Wicki: Es geht nur darum, es so zu machen, wie wir es bisher gemacht haben. Wir in der Kommission sind der Meinung, dass das Gesetz mit den neuen Paragraphen im Sinne des Schutzes der Kinder und der Gleichbehandlung der Familien richtig war und gut ist, weil es die bisherige Praxis weiterführt und so im Übergang zum neuen KJG das Bewährte fortführt.

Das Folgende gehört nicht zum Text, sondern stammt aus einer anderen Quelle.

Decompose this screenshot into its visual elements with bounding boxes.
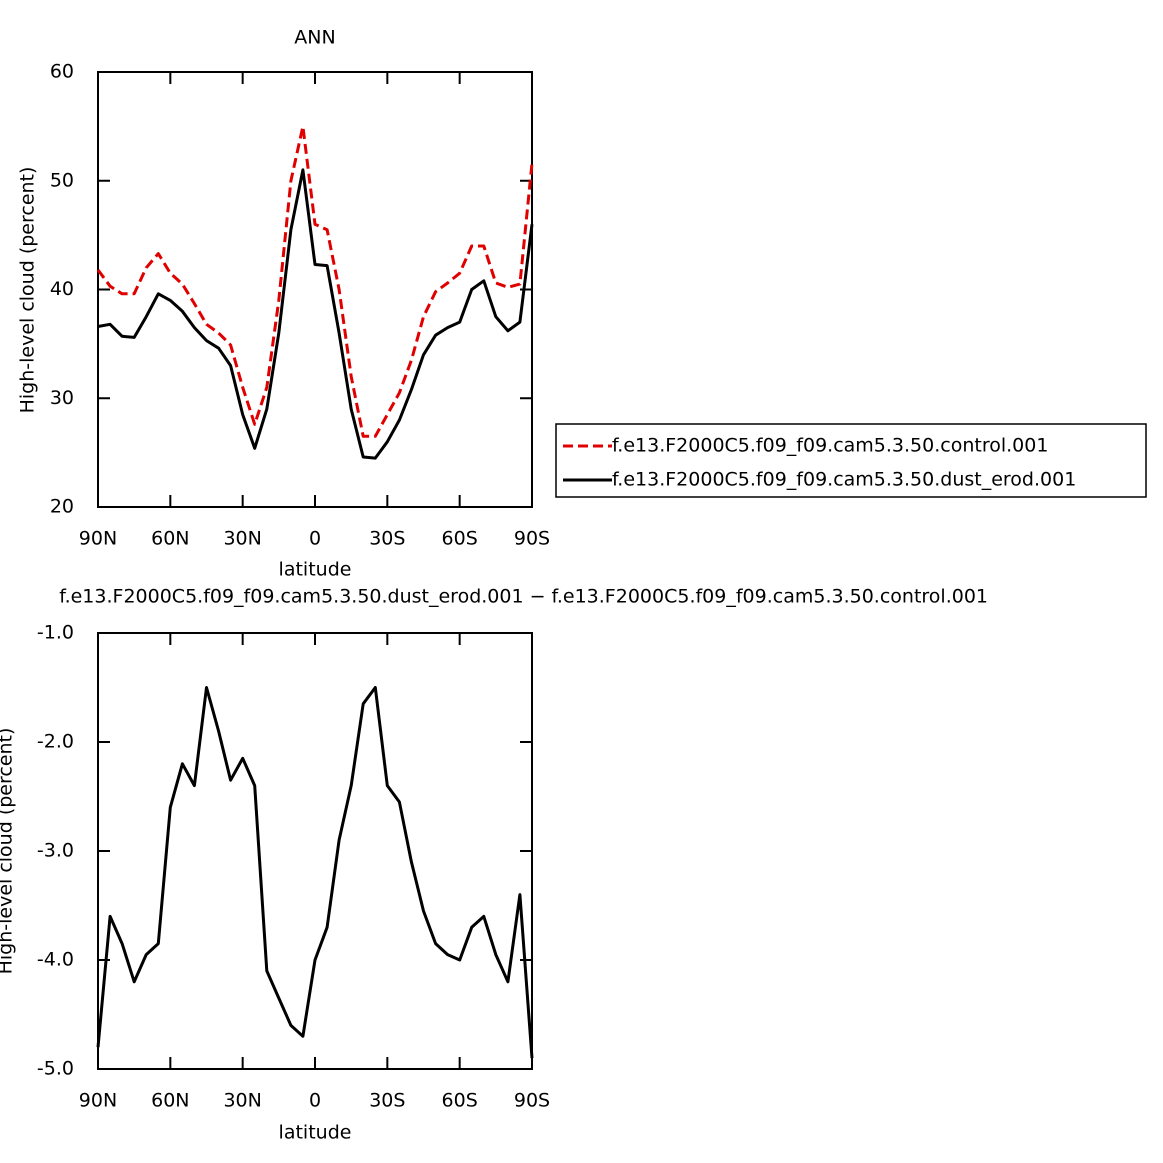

Galladé: Und ich glaube weiterhin, dass euch diese beiden Aspekte unlauter berichtet wurden. Man hat sich operativ geeinigt, es läuft seit einem Jahr alles hervorragend auf der operativen Ebene – und jetzt will man nochmals alles ändern.

Wicki: Wir haben von Anfang an gesagt, dass wir die bestehende Regelung weiterführen wollen, und wir hatten eine grosse Mehrheit dafür.

Galladé: Dass ihr euch im Kantonsrat einigt, ist das eine, doch es gibt auch noch andere Akteure: Die Gemeinden und Sozialhilfekonferenz, die aus fachlichen Gründen mehrheitlich ablehnen, was nun zur Abstimmung kommt.

Wicki: Mag sein – aber sicher nicht aus fachlichen Gründen!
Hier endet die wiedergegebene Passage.